There is no way to peace along the way of safety. For peace must be dared, it is itselft the great venture and can never be safe. Peace is the opposite of security. To demand guarantees is to want to protect oneself. Peace means giving oneself completely to God’s commandment, wanting no security, but in faith and obedience laying the destiny of the nations in the hand of Almighty God, not trying to direct it for selfish purposes. Battles are won, not with weapons, but with God. They are won when the way leads to the cross . . .
God does not give us everything we want, but He does fulfill His promises, leading us along the best and straightest paths to Himself . . .
The inactivity, or rather activity in unimportant things, is quite intolerable when one thinks of the brethren and of how precious time is . . .
Who stands fast? Only the man whose final standard is not his reason, his principles, his conscience, his freedom or his virtue, but who is ready to sacrifice all this when he is called to obedient and responsible action in faith and in exclusive allegiance to God – the responsible man, who tries to make his whole life an answer to the question and call of God . . .
The word of cheap grace has been the ruin of more Christians than any commandment of works . . .
It is very easy to overestimate the importance of our own achievements in comparison with what we owe others . . .
It is the nature, and the advantage, of strong people that they can bring out the crucial questions and form a clear opinion about them. The weak always have to decide between alternatives that are not their own . . .
One act of obedience is better than one hundred sermons . . .

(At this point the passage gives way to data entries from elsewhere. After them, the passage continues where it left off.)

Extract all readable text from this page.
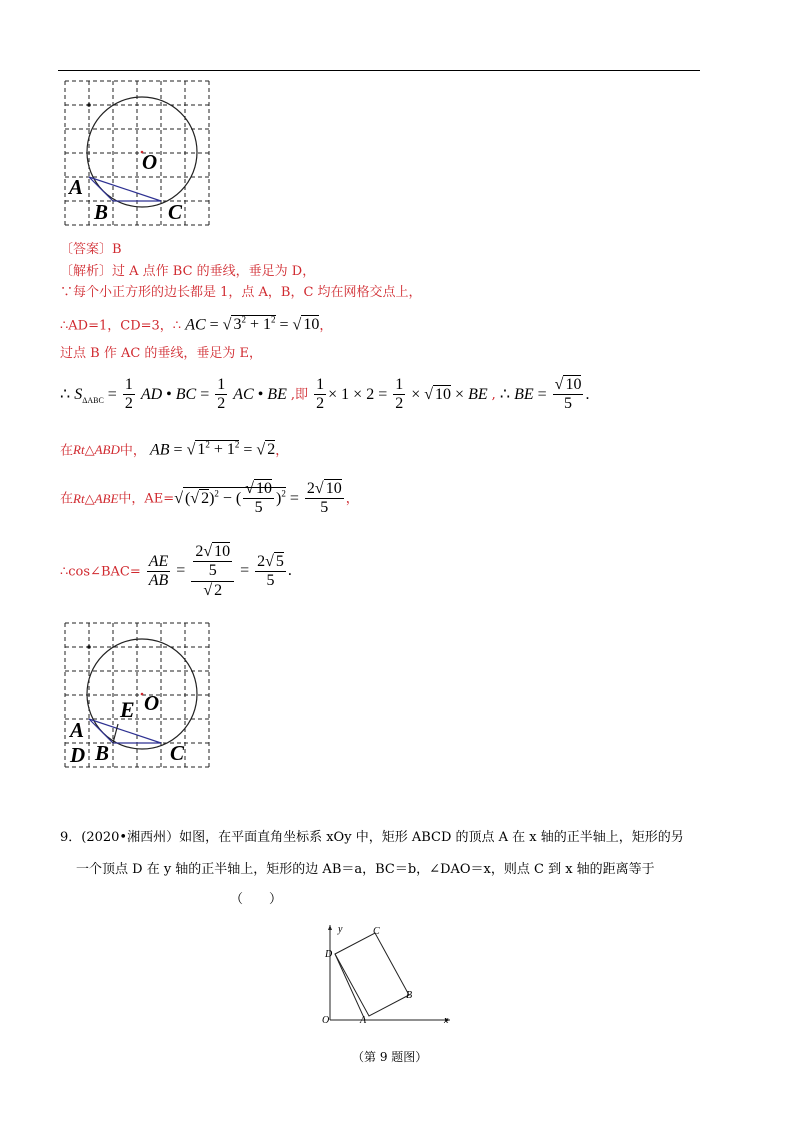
O
A
B	C
〔答案〕B
〔解析〕过 A 点作 BC 的垂线，垂足为 D，
∵每个小正方形的边长都是 1，点 A，B，C 均在网格交点上，
∴AD=1，CD=3，∴ AC = √ $3^2 + 1^2$ = √ 10，
过点 B 作 AC 的垂线，垂足为 E，
∴ $S_{\Delta ABC} = \frac{1}{2}$ AD • BC = $\frac{1}{2}$ AC • BE ,即 $\frac{1}{2} \times 1 \times 2 = \frac{1}{2}$ × √ 10 × BE , ∴ BE = $\frac{√ 10}{5}$ .
在Rt△ABD中， AB = √ $1^2 + 1^2$ = √ 2，
在Rt△ABE中，AE=√ (√ 2)$^2$ − ( $\frac{√ 10}{5} )^2 = \frac{2√ 10}{5}$ ，
∴cos∠BAC= $\frac{AE}{AB} = \frac{\frac{2√ 10}{5}}{√ 2} = \frac{2√ 5}{5}$ .
E O
A
D B	C
9．(2020•湘西州）如图，在平面直角坐标系 xOy 中，矩形 ABCD 的顶点 A 在 x 轴的正半轴上，矩形的另
一个顶点 D 在 y 轴的正半轴上，矩形的边 AB＝a，BC＝b，∠DAO＝x，则点 C 到 x 轴的距离等于
（　　）
y
x
O	A
B
C
D
（第 9 题图）
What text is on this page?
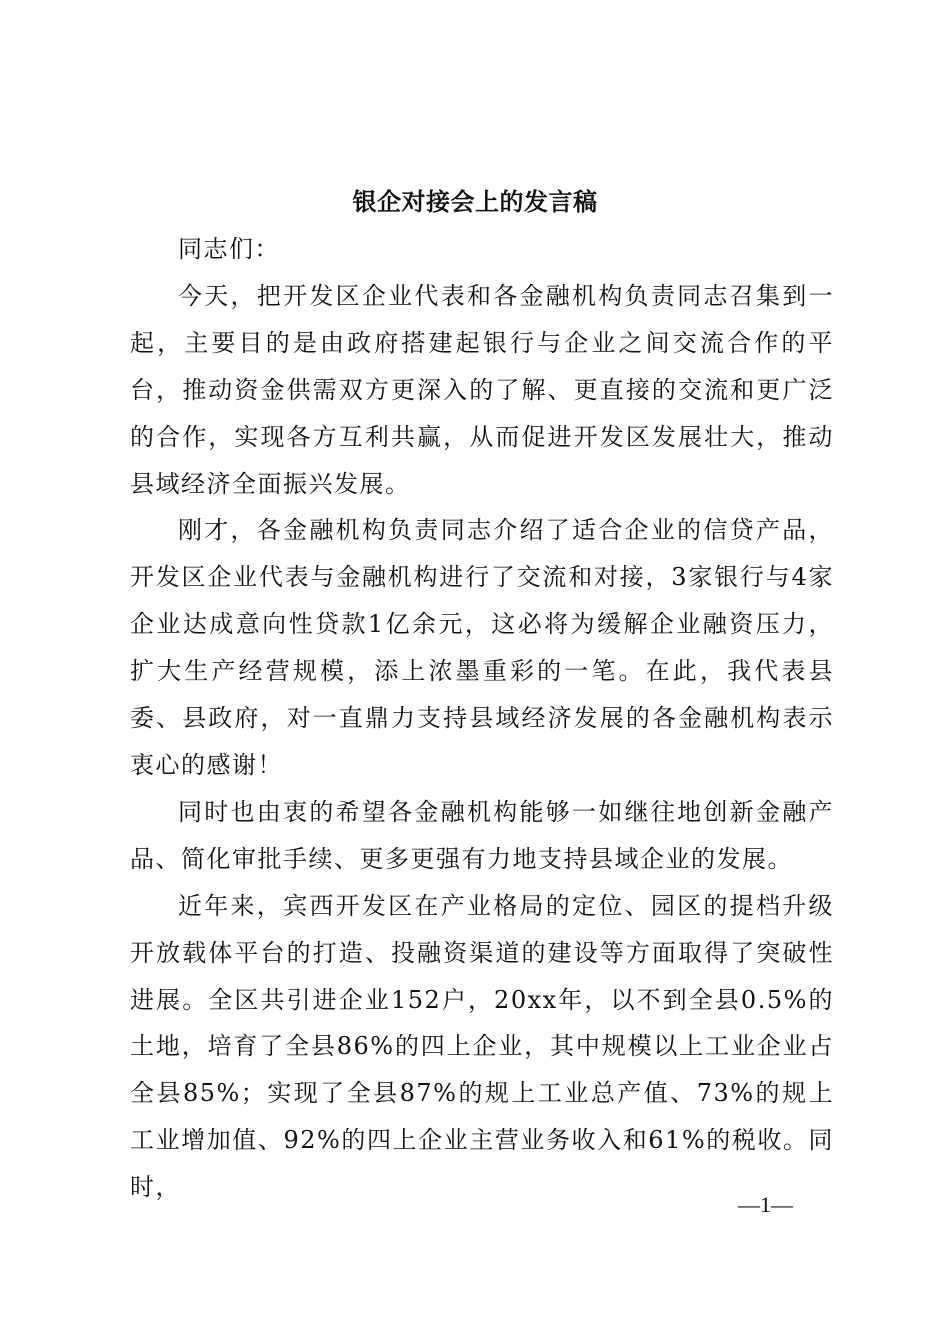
银企对接会上的发言稿

同志们：

今天，把开发区企业代表和各金融机构负责同志召集到一起，主要目的是由政府搭建起银行与企业之间交流合作的平台，推动资金供需双方更深入的了解、更直接的交流和更广泛的合作，实现各方互利共赢，从而促进开发区发展壮大，推动县域经济全面振兴发展。

刚才，各金融机构负责同志介绍了适合企业的信贷产品，开发区企业代表与金融机构进行了交流和对接，3家银行与4家企业达成意向性贷款1亿余元，这必将为缓解企业融资压力，扩大生产经营规模，添上浓墨重彩的一笔。在此，我代表县委、县政府，对一直鼎力支持县域经济发展的各金融机构表示衷心的感谢！

同时也由衷的希望各金融机构能够一如继往地创新金融产品、简化审批手续、更多更强有力地支持县域企业的发展。

近年来，宾西开发区在产业格局的定位、园区的提档升级开放载体平台的打造、投融资渠道的建设等方面取得了突破性进展。全区共引进企业152户，20xx年，以不到全县0.5%的土地，培育了全县86%的四上企业，其中规模以上工业企业占全县85%；实现了全县87%的规上工业总产值、73%的规上工业增加值、92%的四上企业主营业务收入和61%的税收。同时，

—1—
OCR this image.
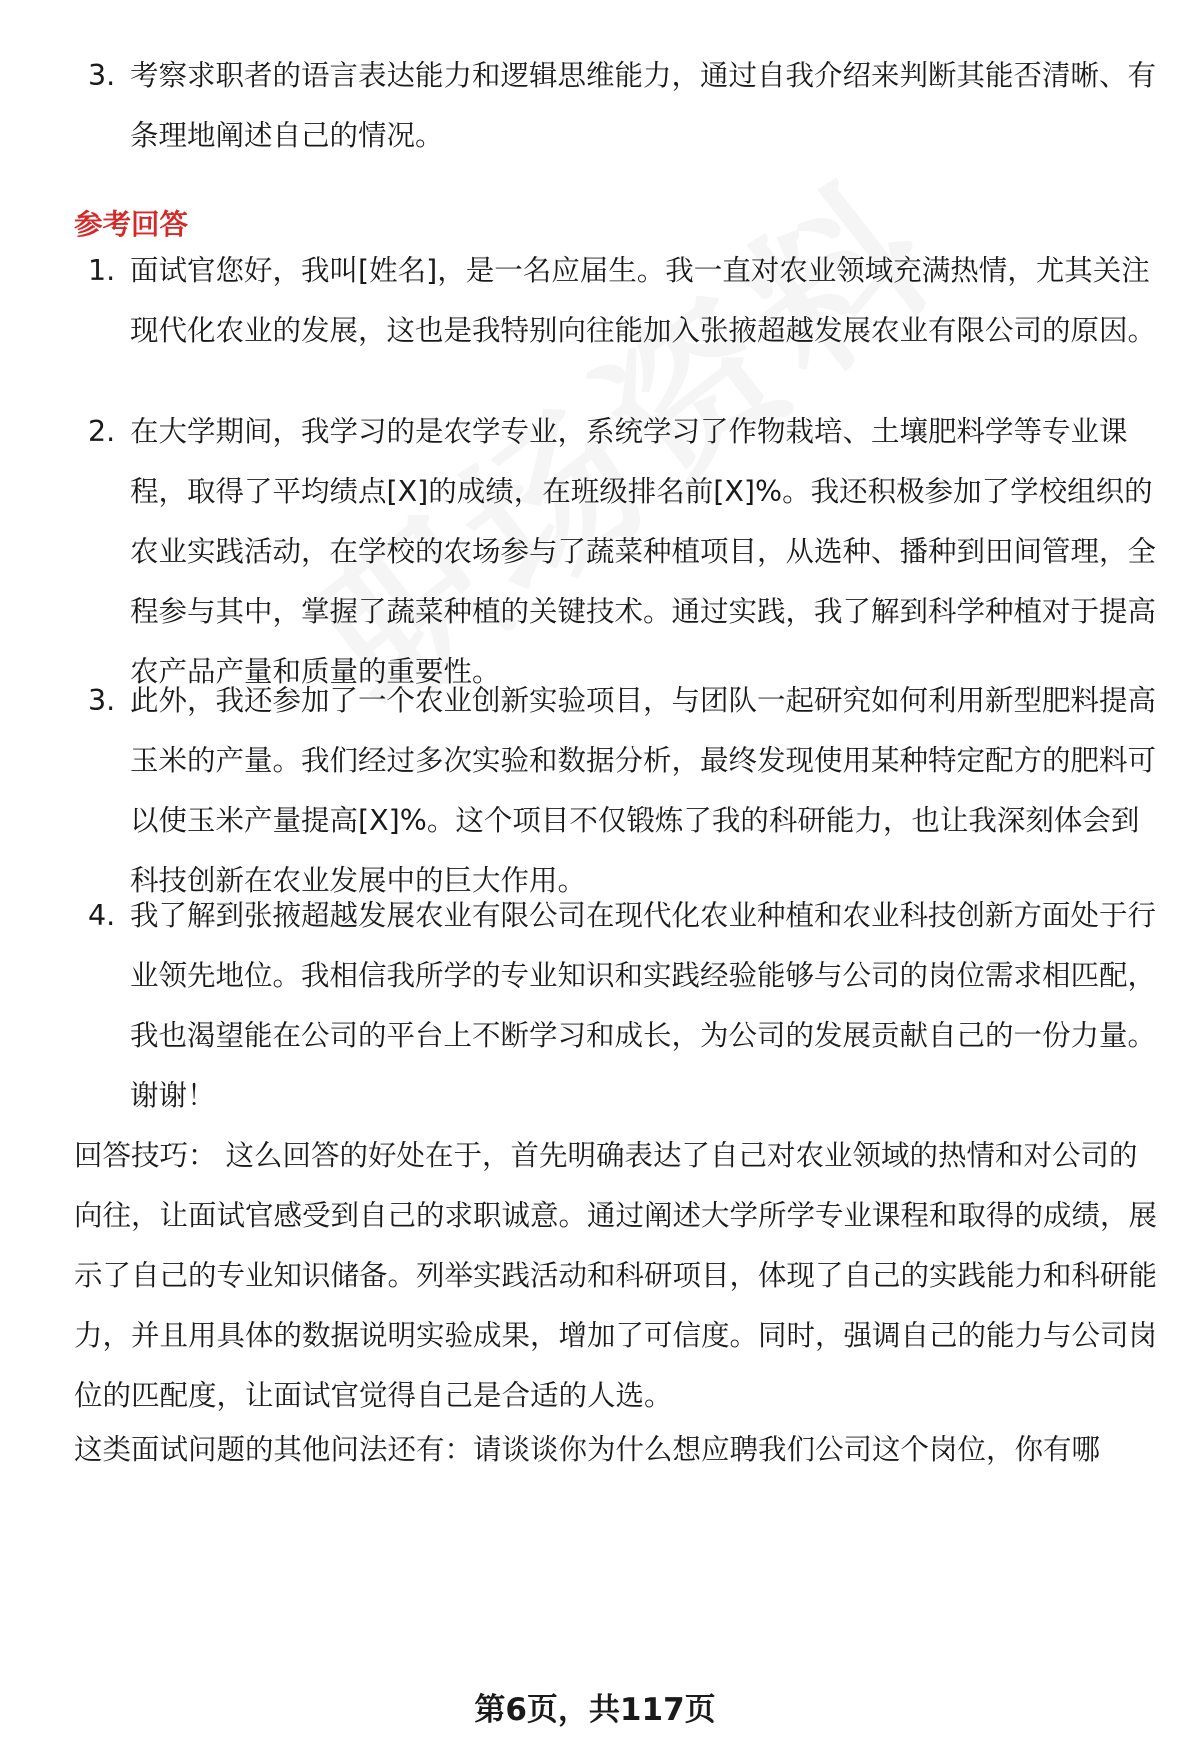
3. 考察求职者的语言表达能力和逻辑思维能力，通过自我介绍来判断其能否清晰、有条理地阐述自己的情况。
参考回答
1. 面试官您好，我叫[姓名]，是一名应届生。我一直对农业领域充满热情，尤其关注现代化农业的发展，这也是我特别向往能加入张掖超越发展农业有限公司的原因。
2. 在大学期间，我学习的是农学专业，系统学习了作物栽培、土壤肥料学等专业课程，取得了平均绩点[X]的成绩，在班级排名前[X]%。我还积极参加了学校组织的农业实践活动，在学校的农场参与了蔬菜种植项目，从选种、播种到田间管理，全程参与其中，掌握了蔬菜种植的关键技术。通过实践，我了解到科学种植对于提高农产品产量和质量的重要性。
3. 此外，我还参加了一个农业创新实验项目，与团队一起研究如何利用新型肥料提高玉米的产量。我们经过多次实验和数据分析，最终发现使用某种特定配方的肥料可以使玉米产量提高[X]%。这个项目不仅锻炼了我的科研能力，也让我深刻体会到科技创新在农业发展中的巨大作用。
4. 我了解到张掖超越发展农业有限公司在现代化农业种植和农业科技创新方面处于行业领先地位。我相信我所学的专业知识和实践经验能够与公司的岗位需求相匹配，我也渴望能在公司的平台上不断学习和成长，为公司的发展贡献自己的一份力量。谢谢！
回答技巧： 这么回答的好处在于，首先明确表达了自己对农业领域的热情和对公司的向往，让面试官感受到自己的求职诚意。通过阐述大学所学专业课程和取得的成绩，展示了自己的专业知识储备。列举实践活动和科研项目，体现了自己的实践能力和科研能力，并且用具体的数据说明实验成果，增加了可信度。同时，强调自己的能力与公司岗位的匹配度，让面试官觉得自己是合适的人选。
这类面试问题的其他问法还有：请谈谈你为什么想应聘我们公司这个岗位，你有哪
第6页，共117页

Doubt and reflection take the place of spontaneous obedience when we begin to withhold it from God . . .
The cross is laid on every Christian. The first Christ-suffering which every man must experience is the call to abandon the attachments of this world. … We surrender ourselves to Christ in union with His death—we give over our lives to death. … When Christ calls a man, He bids him come and die. …death in Jesus Christ, the death of the old man [or nature] at his call. Jesus’ summons to the rich young man was calling him to die, because only the man who is dead to his own will can follow Christ. In fact, every command of Jesus is a call to die, with all our affections and lusts. But we do not want to die…
Whoever I am, you know, O God, I am yours.”